Стакан молока был в настоящем, у него было будущее и возможность исправлять ошибки. Что было у завещания? Ничего. Только оно само и не более.
Глава 25 Кристина
Подтянув к себе согнутую в колене ногу, я смотрела в окно. В комнату так и не вернулась. За окном кричали неугомонные чайки. Хищные птицы, несмотря ни на что, ассоциирующиеся у меня с бесконечной свободой.
– Алиса уснула, – нарушил моё уединение Рихард.
Я молча посмотрела на него. Он всё ещё выглядел недовольным, но не таким раздражённым, как раньше.
Со вздохом я поднялась ему навстречу. Край халата щекотнул меня по бедру и опал до голени.
– Так что было в письме?
– Ничего важного.
Он схватил меня за пояс, дёрнул на себя. Я, не сопротивляясь, сделала шаг. Взгляд Арда прожигал. Нет, мне только показалось, что он успокоился, на деле придержал гнев до более уместного момента. Такого, как этот.
– Ничего важного для нас, Ард, – сказала, не отводя взгляда.
– А для тебя?
– Для меня… – врать я не хотела. Тихо вздохнула. – Да, для меня это письмо было важным. Но не в том смысле, какой ты в это вкладываешь. Оно… Оно помогло мне простить, Ард.
– Ты простила Афанасьева? – он только что не поморщился. Уголок губ дрогнул.
Я тихонько покачала головой. Сделала ещё шаг к нему и провела пальцами вдоль ворота рубашки.
– Не Афанасьева, Рихард. Я простила себя.
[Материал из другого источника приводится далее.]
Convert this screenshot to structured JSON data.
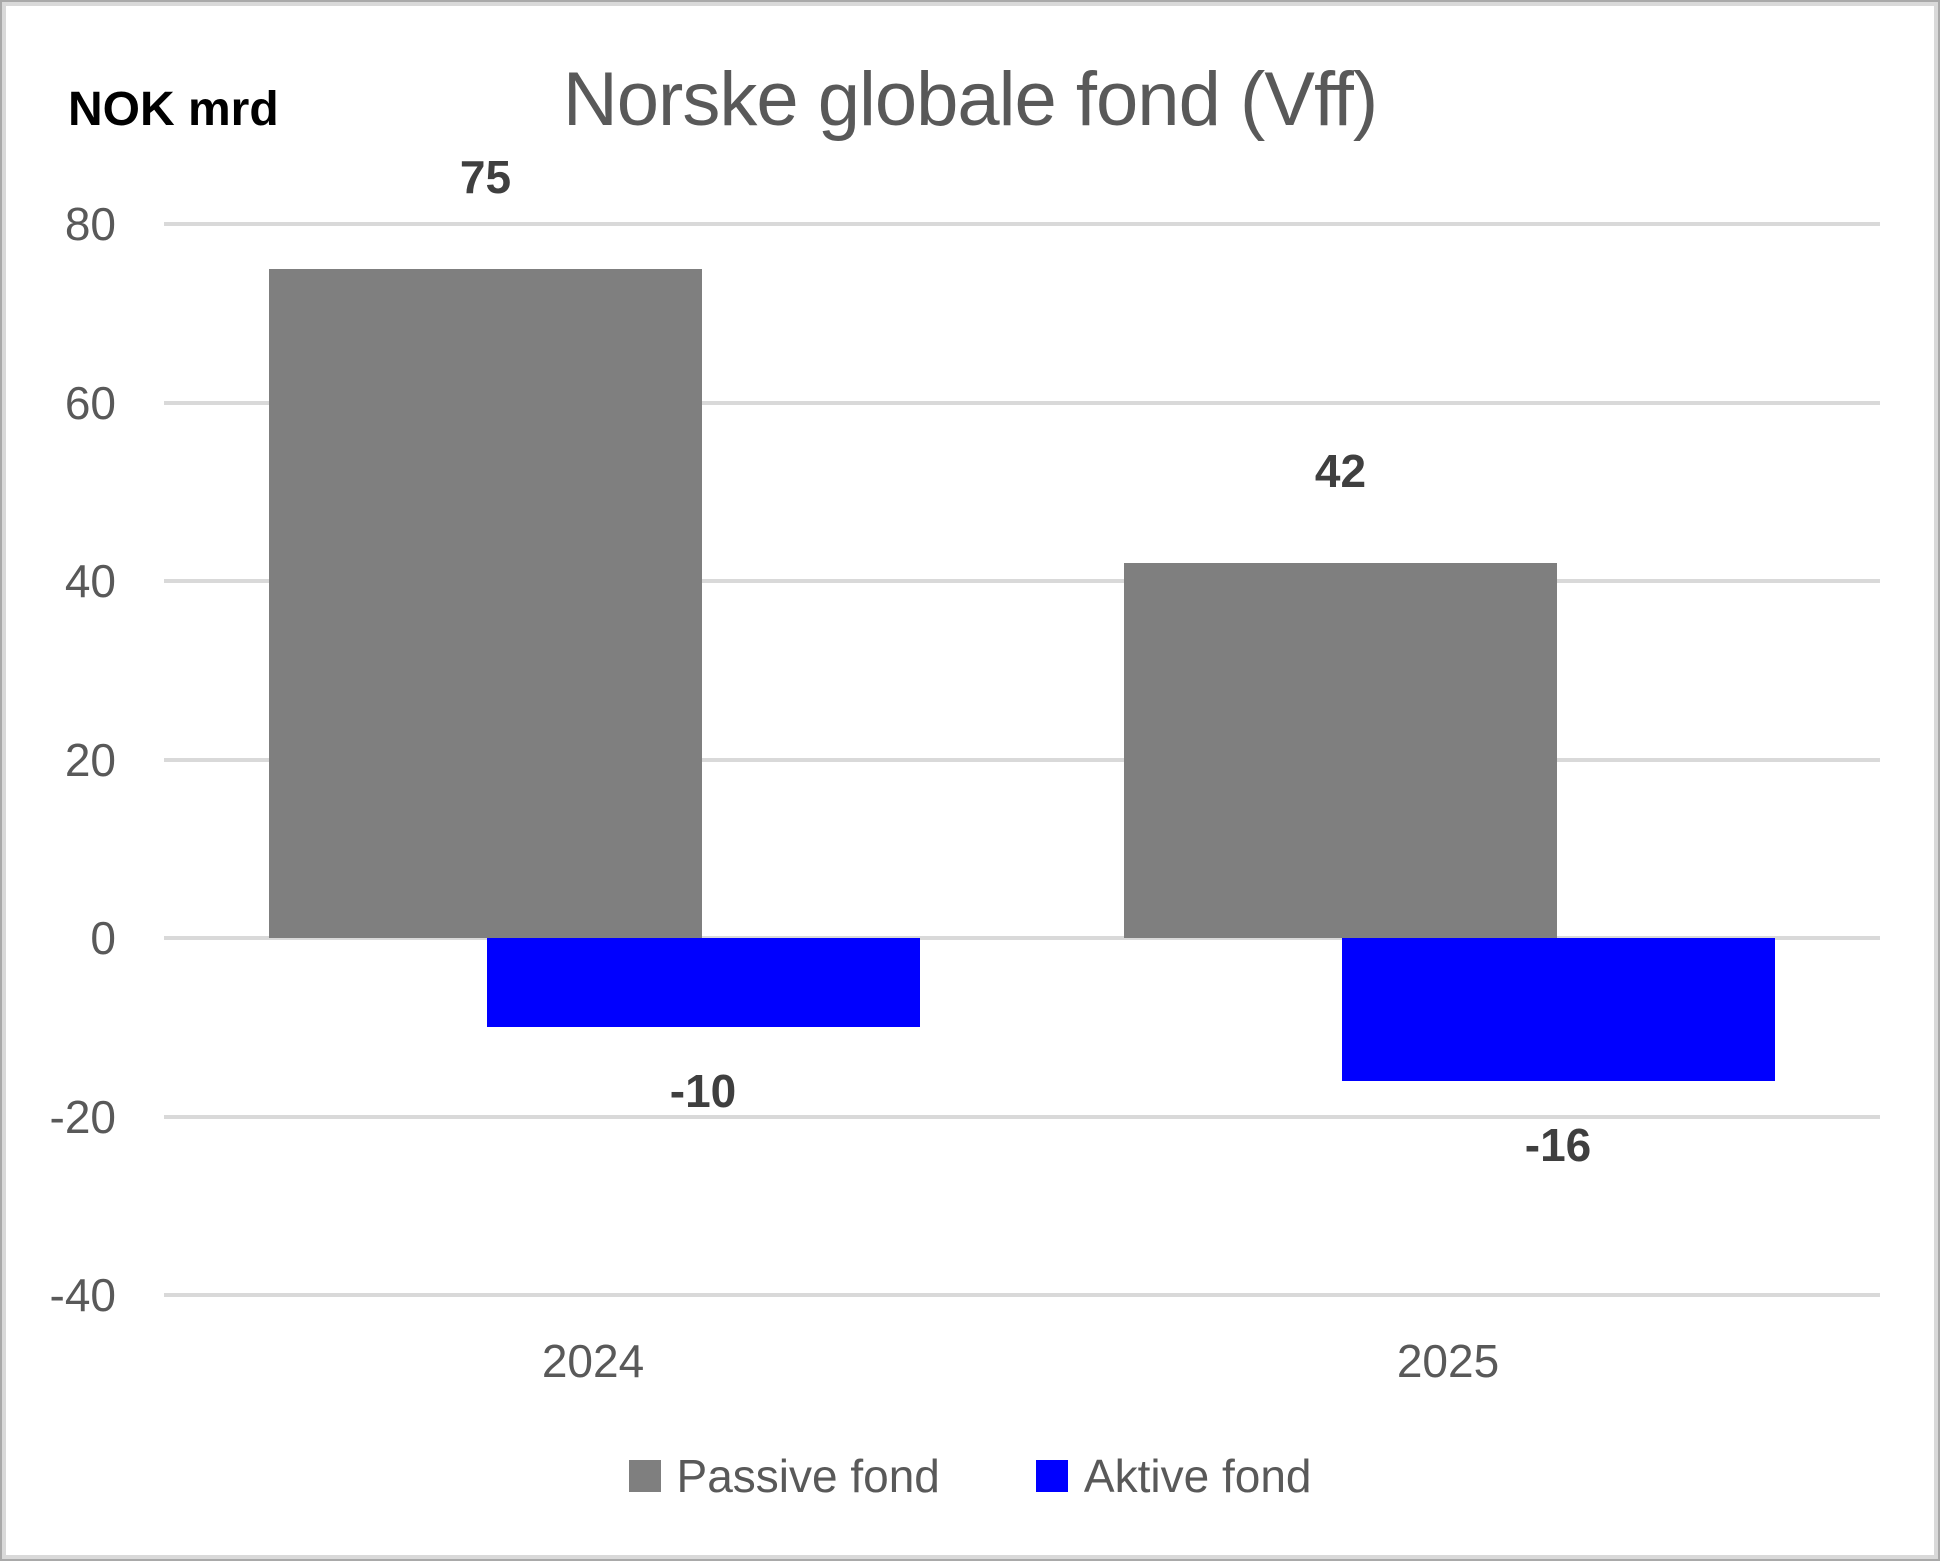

Мне не хотелось объяснять, не хотелось вообще говорить об этом. Но Рихард ждал. Его ум был устроен иначе, чем мой просто потому, что он мужчина. Я бы могла промолчать. Могла бы обхватить его лицо и, прошептав, что всегда любила, люблю и буду любить только его, поцеловать. Он бы прижал меня. Я бы быстро превратилась из инициатора в ведомую им. Он бы развязал пояс моего халата, а потом… потом настал бы новый день. Нужда в объяснениях отпала бы. Только этот момент остался бы крошечной тёмной точкой здесь, в настоящем. И, как знать, чем бы он обернулся в будущем. Что такое эффект бабочки и насколько он применим к каждому из нас? Глядя в лицо любимого мужчины, я понимала, что не хочу рисковать. Не хочу смазывать пыльцу с крыльев бабочки.